There are search engines and there are search directories. While search engines crawl from one Web page to another using software based "robots", search directories are built by human editors that visit each and every one of the sites included. The mother of all search directories is, of course, Yahoo!. However, the Open Directory, a volunteer based initiative, is just as important -- or maybe even more so, as a listing in this directory may influence your ranking in Google in a positive way.
You may access the directory at a lot of sites, including Google and AOL. The Pandia Plus directory is also based on the ODP. In a large number of categories the Open Directory, or DMOZ as it is also called, provides some of the best collection of online resources available. However, it is no secret that there is a lack of editors in some areas of the catalog.
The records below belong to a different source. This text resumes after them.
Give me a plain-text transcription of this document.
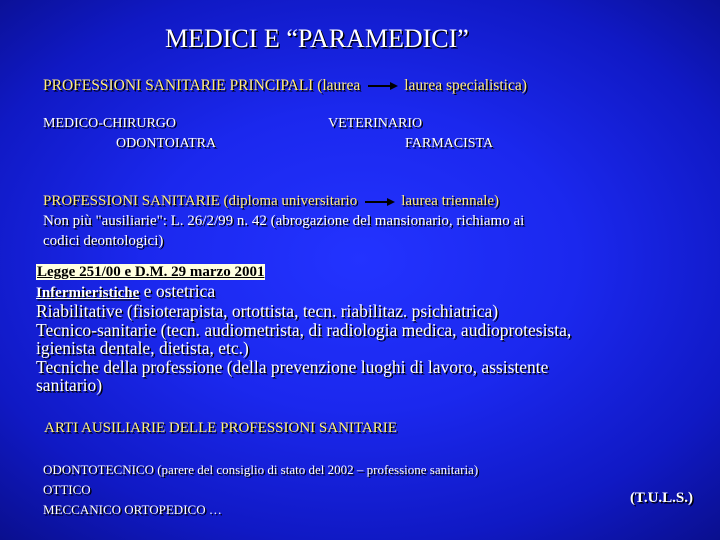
MEDICI E “PARAMEDICI”
PROFESSIONI SANITARIE PRINCIPALI (laurea	laurea specialistica)
MEDICO-CHIRURGO
ODONTOIATRA
VETERINARIO
FARMACISTA
PROFESSIONI SANITARIE (diploma universitario	laurea triennale)
Non più "ausiliarie": L. 26/2/99 n. 42 (abrogazione del mansionario, richiamo ai
codici deontologici)
Legge 251/00 e D.M. 29 marzo 2001
Infermieristiche e ostetrica
Riabilitative (fisioterapista, ortottista, tecn. riabilitaz. psichiatrica)
Tecnico-sanitarie (tecn. audiometrista, di radiologia medica, audioprotesista,
igienista dentale, dietista, etc.)
Tecniche della professione (della prevenzione luoghi di lavoro, assistente
sanitario)
ARTI AUSILIARIE DELLE PROFESSIONI SANITARIE
ODONTOTECNICO (parere del consiglio di stato del 2002 – professione sanitaria)
OTTICO
MECCANICO ORTOPEDICO …
(T.U.L.S.)
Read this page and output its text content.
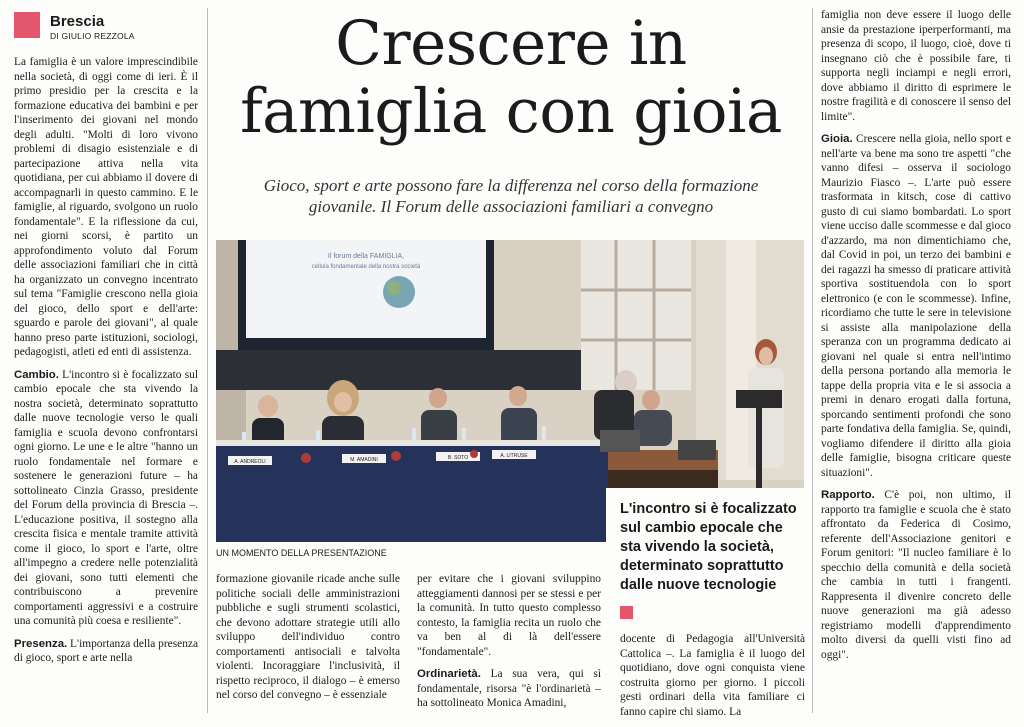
Brescia
DI GIULIO REZZOLA

La famiglia è un valore imprescindibile nella società, di oggi come di ieri. È il primo presidio per la crescita e la formazione educativa dei bambini e per l'inserimento dei giovani nel mondo degli adulti. "Molti di loro vivono problemi di disagio esistenziale e di partecipazione attiva nella vita quotidiana, per cui abbiamo il dovere di accompagnarli in questo cammino. E le famiglie, al riguardo, svolgono un ruolo fondamentale". E la riflessione da cui, nei giorni scorsi, è partito un approfondimento voluto dal Forum delle associazioni familiari che in città ha organizzato un convegno incentrato sul tema "Famiglie crescono nella gioia del gioco, dello sport e dell'arte: sguardo e parole dei giovani", al quale hanno preso parte istituzioni, sociologi, pedagogisti, atleti ed enti di assistenza.

Cambio. L'incontro si è focalizzato sul cambio epocale che sta vivendo la nostra società, determinato soprattutto dalle nuove tecnologie verso le quali famiglia e scuola devono confrontarsi ogni giorno. Le une e le altre "hanno un ruolo fondamentale nel formare e sostenere le generazioni future – ha sottolineato Cinzia Grasso, presidente del Forum della provincia di Brescia –. L'educazione positiva, il sostegno alla crescita fisica e mentale tramite attività come il gioco, lo sport e l'arte, oltre all'impegno a credere nelle potenzialità dei giovani, sono tutti elementi che contribuiscono a prevenire comportamenti aggressivi e a costruire una comunità più coesa e resiliente".

Presenza. L'importanza della presenza di gioco, sport e arte nella

Crescere in
famiglia con gioia
Gioco, sport e arte possono fare la differenza nel corso della formazione
giovanile. Il Forum delle associazioni familiari a convegno
Il forum della FAMIGLIA,
cellula fondamentale della nostra società
A. ANDREOLI	M. AMADINI	B. SOTO	A. LITRUSE
UN MOMENTO DELLA PRESENTAZIONE
L'incontro si è focalizzato sul cambio epocale che sta vivendo la società, determinato soprattutto dalle nuove tecnologie

formazione giovanile ricade anche sulle politiche sociali delle amministrazioni pubbliche e sugli strumenti scolastici, che devono adottare strategie utili allo sviluppo dell'individuo contro comportamenti antisociali e talvolta violenti. Incoraggiare l'inclusività, il rispetto reciproco, il dialogo – è emerso nel corso del convegno – è essenziale

per evitare che i giovani sviluppino atteggiamenti dannosi per se stessi e per la comunità. In tutto questo complesso contesto, la famiglia recita un ruolo che va ben al di là dell'essere "fondamentale".

Ordinarietà. La sua vera, qui sì fondamentale, risorsa "è l'ordinarietà – ha sottolineato Monica Amadini,

docente di Pedagogia all'Università Cattolica –. La famiglia è il luogo del quotidiano, dove ogni conquista viene costruita giorno per giorno. I piccoli gesti ordinari della vita familiare ci fanno capire chi siamo. La

famiglia non deve essere il luogo delle ansie da prestazione iperperformanti, ma presenza di scopo, il luogo, cioè, dove ti insegnano ciò che è possibile fare, ti supporta negli inciampi e negli errori, dove abbiamo il diritto di esprimere le nostre fragilità e di conoscere il senso del limite".

Gioia. Crescere nella gioia, nello sport e nell'arte va bene ma sono tre aspetti "che vanno difesi – osserva il sociologo Maurizio Fiasco –. L'arte può essere trasformata in kitsch, cose di cattivo gusto di cui siamo bombardati. Lo sport viene ucciso dalle scommesse e dal gioco d'azzardo, ma non dimentichiamo che, dal Covid in poi, un terzo dei bambini e dei ragazzi ha smesso di praticare attività sportiva sostituendola con lo sport elettronico (e con le scommesse). Infine, ricordiamo che tutte le sere in televisione si assiste alla manipolazione della speranza con un programma dedicato ai giovani nel quale si entra nell'intimo della persona portando alla memoria le tappe della propria vita e le si associa a premi in denaro erogati dalla fortuna, sporcando sentimenti profondi che sono parte fondativa della famiglia. Se, quindi, vogliamo difendere il diritto alla gioia delle famiglie, bisogna criticare queste situazioni".

Rapporto. C'è poi, non ultimo, il rapporto tra famiglie e scuola che è stato affrontato da Federica di Cosimo, referente dell'Associazione genitori e Forum genitori: "Il nucleo familiare è lo specchio della comunità e della società che cambia in tutti i frangenti. Rappresenta il divenire concreto delle nuove generazioni ma già adesso registriamo modelli d'apprendimento molto diversi da quelli visti fino ad oggi".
Moreover, there are webmasters that try to abuse the system, getting too many listings, entries that inappropriate etc. This abuse undermine the legitimacy of the database, and could -- in a worst case scenario -- lead Google and other search sites to abandon the directory. The DMOZ team has for a long time had a very strict policy against editors trying to use their position to promote their own sites. If found, they are normally kicked out. However, there are more than 57,000 editors and a very small staff. Quite a few cheaters slip by.
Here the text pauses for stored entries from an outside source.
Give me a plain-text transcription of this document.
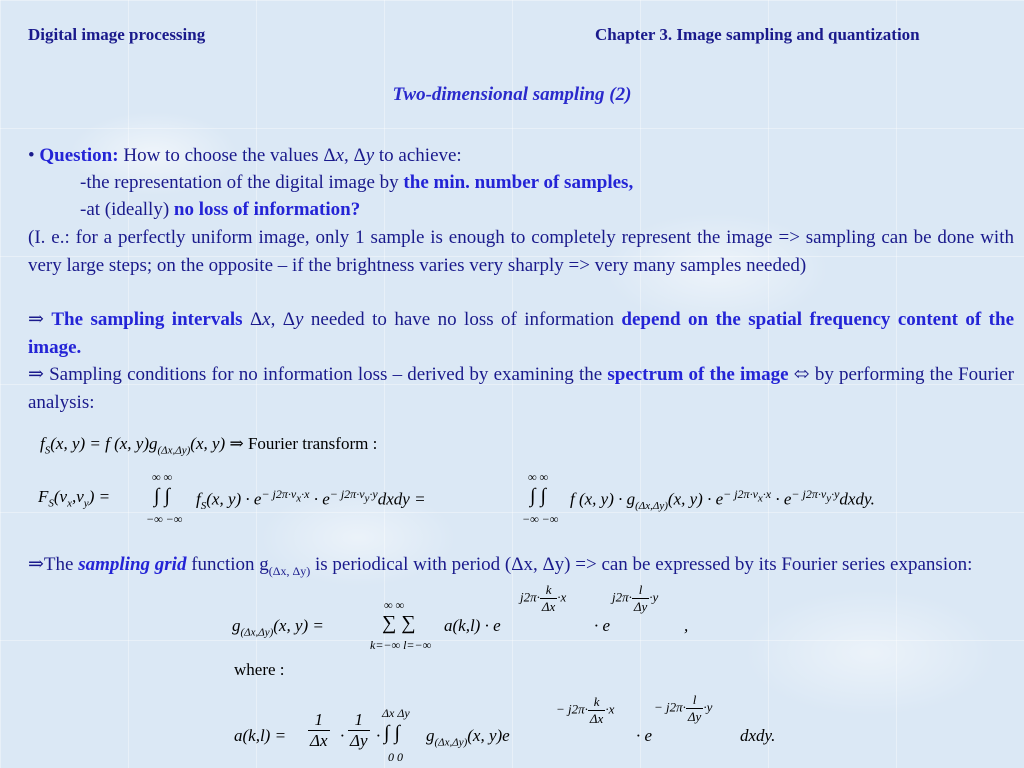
Digital image processing	Chapter 3. Image sampling and quantization
Two-dimensional sampling (2)
• Question: How to choose the values Δx, Δy to achieve:
-the representation of the digital image by the min. number of samples,
-at (ideally) no loss of information?
(I. e.: for a perfectly uniform image, only 1 sample is enough to completely represent the image => sampling can be done with very large steps; on the opposite – if the brightness varies very sharply => very many samples needed)
⇒ The sampling intervals Δx, Δy needed to have no loss of information depend on the spatial frequency content of the image.
⇒ Sampling conditions for no information loss – derived by examining the spectrum of the image ⬄ by performing the Fourier analysis:
$f_S(x$, y) = f (x, $y)g_{(\Delta x,\Delta y)}(x$, y) ⇒ Fourier transform :
$F_S(\nu_x,\nu_y)$ =
∞ ∞
∫ ∫
−∞ −∞
$f_S(x$, $y) \cdot e^{- j2\pi\cdot\nu_x\cdot x}$ · $e^{- j2\pi\cdot\nu_y\cdot y}dxdy$ =
∞ ∞
∫ ∫
−∞ −∞
f (x, $y) \cdot g_{(\Delta x,\Delta y)}(x$, $y) \cdot e^{- j2\pi\cdot\nu_x\cdot x}$ · $e^{- j2\pi\cdot\nu_y\cdot y}dxdy$.
⇒The sampling grid function $g_{(\Delta x, \Delta y)}$ is periodical with period (Δx, Δy) => can be expressed by its Fourier series expansion:
$g_{(\Delta x,\Delta y)}(x$, y) =
∞ ∞
∑ ∑
k=−∞ l=−∞
a(k,l) · e
$j2\pi\cdot \frac{k}{\Delta x} \cdot x$
· e
$j2\pi\cdot \frac{l}{\Delta y} \cdot y$
,
where :
$a(k,l) = \frac{1}{\Delta x} \cdot \frac{1}{\Delta y}$ ·
Δx Δy
∫ ∫
0 0
$g_{(\Delta x,\Delta y)}(x$, y)e
− $j2\pi\cdot \frac{k}{\Delta x} \cdot x$
· e
− $j2\pi\cdot \frac{l}{\Delta y} \cdot y$
dxdy.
Now the directory is taking a new approach in the battle against both internal and external abusers. Users of the ODP (and hence of the Google Directory or Pandia Plus) may now report suspicions of abusive editors/conduct to DMOZ Meta Editors and Staff. "All reports will be investigated expeditiously and in complete confidence," ODP Meta Editor Ettore R. Peyrot says. "If abuse is found we will rectify it."
Users will be able to submit reports anonymously, although the ODP would like to have an email address, in case they need to ask for more information. According to the "Frequently Asked Questions About the DMOZ Abuse Report System", the following behavior is not accepted:
* Editors giving preferential treatment to their sites
* Editors adding inappropriate sites (e.g. pornographic sites)
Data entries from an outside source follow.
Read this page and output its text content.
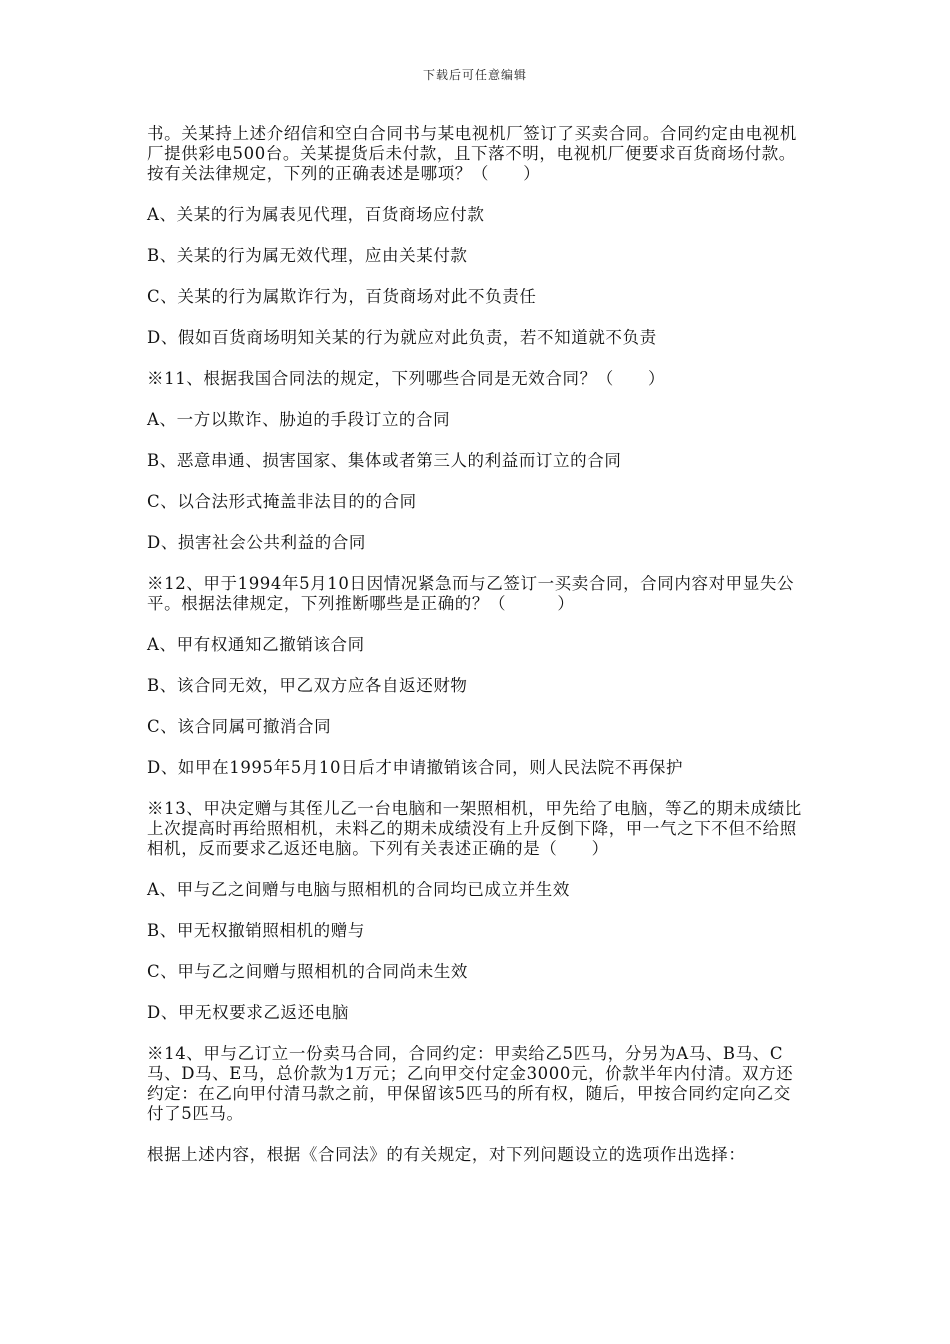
下载后可任意编辑

书。关某持上述介绍信和空白合同书与某电视机厂签订了买卖合同。合同约定由电视机厂提供彩电500台。关某提货后未付款，且下落不明，电视机厂便要求百货商场付款。按有关法律规定，下列的正确表述是哪项？（　　）

A、关某的行为属表见代理，百货商场应付款

B、关某的行为属无效代理，应由关某付款

C、关某的行为属欺诈行为，百货商场对此不负责任

D、假如百货商场明知关某的行为就应对此负责，若不知道就不负责

※11、根据我国合同法的规定，下列哪些合同是无效合同？（　　）

A、一方以欺诈、胁迫的手段订立的合同

B、恶意串通、损害国家、集体或者第三人的利益而订立的合同

C、以合法形式掩盖非法目的的合同

D、损害社会公共利益的合同

※12、甲于1994年5月10日因情况紧急而与乙签订一买卖合同，合同内容对甲显失公平。根据法律规定，下列推断哪些是正确的？（　　　）

A、甲有权通知乙撤销该合同

B、该合同无效，甲乙双方应各自返还财物

C、该合同属可撤消合同

D、如甲在1995年5月10日后才申请撤销该合同，则人民法院不再保护

※13、甲决定赠与其侄儿乙一台电脑和一架照相机，甲先给了电脑，等乙的期未成绩比上次提高时再给照相机，未料乙的期未成绩没有上升反倒下降，甲一气之下不但不给照相机，反而要求乙返还电脑。下列有关表述正确的是（　　）

A、甲与乙之间赠与电脑与照相机的合同均已成立并生效

B、甲无权撤销照相机的赠与

C、甲与乙之间赠与照相机的合同尚未生效

D、甲无权要求乙返还电脑

※14、甲与乙订立一份卖马合同，合同约定：甲卖给乙5匹马，分另为A马、B马、C马、D马、E马，总价款为1万元；乙向甲交付定金3000元，价款半年内付清。双方还约定：在乙向甲付清马款之前，甲保留该5匹马的所有权，随后，甲按合同约定向乙交付了5匹马。

根据上述内容，根据《合同法》的有关规定，对下列问题设立的选项作出选择：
* Sites listed in the Kids branch which present adult content
* Biased/slanted categories where some views are suppressed
* Editors accepting bribes
However, the ODP editors are not that concerned about spam techniques used to influence rankings in search engines. After all, these editors visit your site personally, and if they see a high quality site of relevance to their category, they will normally add it. Hence hidden links won't hurt you, but they won't help you either. The new system is currently in a beta testing phase, which is why it is not hosted on the dmoz.org servers.
However, it does have the "full blessing and support of the ODP staff".